Omokawa S, Tamai S, Takakura Y, Yajima H, Kawanishi K
Department of Orthopedic Surgery, Nara Medical University, Japan.
Microsurgery. 1996;17(3):162-6. doi: 10.1002/(SICI)1098-2752(1996)17:3<162::AID-MICR13>3.0.CO;2-Y.
We reviewed the long-term course of the donor-site ankle after vascularized fibula grafts in 13 children. The preventive and therapeutic effects of the tibio-fibular metaphyseal synostosis (T-F synostosis) against valgus ankle deformity, which is one of the postoperative donor-site problems, were evaluated based on three radiologic and clinical parameters. Thirteen patients were divided into two groups: patients with or without simultaneous T-F synostosis when the fibula was taken. Three patients underwent T-F synostosis secondarily after the development of the valgus deformity. Follow-up periods averaged 12.4 years. In the patients with primary T-F synostosis, valgus deformity was only observed in one case. No functional disorder of the ankle joints was observed after T-F synostosis. In the patients without T-F synostosis, all the patients younger than 8 years old showed valgus deformity, in which the tilting angle averaged 6.3 degrees. In the three patients who underwent T-F synostosis secondarily, the tilting angle normalized in cases in which the fixation was performed when the lateral wedging was in a mild stage. There was a statistically significant difference in valgus tilt angle between the two groups (with or without T-F synostosis).

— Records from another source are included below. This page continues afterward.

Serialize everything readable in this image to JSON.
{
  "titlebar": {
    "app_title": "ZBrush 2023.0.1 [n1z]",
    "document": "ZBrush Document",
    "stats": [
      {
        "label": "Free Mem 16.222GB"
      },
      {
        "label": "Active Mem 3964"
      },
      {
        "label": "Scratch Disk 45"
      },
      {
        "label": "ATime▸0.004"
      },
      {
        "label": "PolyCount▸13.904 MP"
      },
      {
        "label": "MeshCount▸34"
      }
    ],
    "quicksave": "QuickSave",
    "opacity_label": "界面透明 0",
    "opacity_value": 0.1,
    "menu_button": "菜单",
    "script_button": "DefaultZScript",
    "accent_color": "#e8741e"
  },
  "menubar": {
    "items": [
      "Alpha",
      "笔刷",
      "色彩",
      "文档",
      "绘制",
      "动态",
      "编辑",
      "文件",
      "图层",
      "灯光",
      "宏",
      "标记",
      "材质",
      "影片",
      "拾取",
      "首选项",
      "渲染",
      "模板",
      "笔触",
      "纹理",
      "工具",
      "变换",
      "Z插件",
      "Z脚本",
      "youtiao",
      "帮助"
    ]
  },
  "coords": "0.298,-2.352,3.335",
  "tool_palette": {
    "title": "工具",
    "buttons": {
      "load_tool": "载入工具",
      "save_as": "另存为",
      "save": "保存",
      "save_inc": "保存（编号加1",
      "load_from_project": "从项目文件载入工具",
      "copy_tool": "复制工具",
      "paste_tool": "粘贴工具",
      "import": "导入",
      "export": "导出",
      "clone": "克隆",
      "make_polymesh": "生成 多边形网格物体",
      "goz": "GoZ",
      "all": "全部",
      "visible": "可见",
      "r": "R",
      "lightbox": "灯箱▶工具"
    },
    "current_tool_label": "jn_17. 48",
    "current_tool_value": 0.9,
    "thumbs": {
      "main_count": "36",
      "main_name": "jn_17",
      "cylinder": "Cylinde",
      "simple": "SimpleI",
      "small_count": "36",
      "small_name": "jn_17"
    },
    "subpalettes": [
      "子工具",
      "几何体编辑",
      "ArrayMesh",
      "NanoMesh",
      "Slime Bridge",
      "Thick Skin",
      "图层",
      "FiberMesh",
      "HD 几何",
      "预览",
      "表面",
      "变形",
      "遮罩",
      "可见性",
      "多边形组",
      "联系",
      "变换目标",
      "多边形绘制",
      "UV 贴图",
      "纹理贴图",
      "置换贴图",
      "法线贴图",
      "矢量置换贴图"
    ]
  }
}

我们回顾了13例儿童接受带血管腓骨移植后供区踝关节的长期病程。基于三个影像学和临床参数,评估了胫腓骨干骺端融合术(T-F融合术)对术后供区问题之一的踝关节外翻畸形的预防和治疗效果。13例患者分为两组:取腓骨时同时行或不行T-F融合术的患者。3例患者在出现外翻畸形后二次行T-F融合术。随访期平均为12.4年。在原发性T-F融合术的患者中,仅1例出现外翻畸形。T-F融合术后未观察到踝关节功能障碍。在未行T-F融合术的患者中,所有8岁以下患者均出现外翻畸形,倾斜角平均为6.3度。在3例二次行T-F融合术的患者中,在外侧楔形移位处于轻度阶段时进行固定的病例中,倾斜角恢复正常。两组(有或无T-F融合术)在外翻倾斜角方面存在统计学显著差异。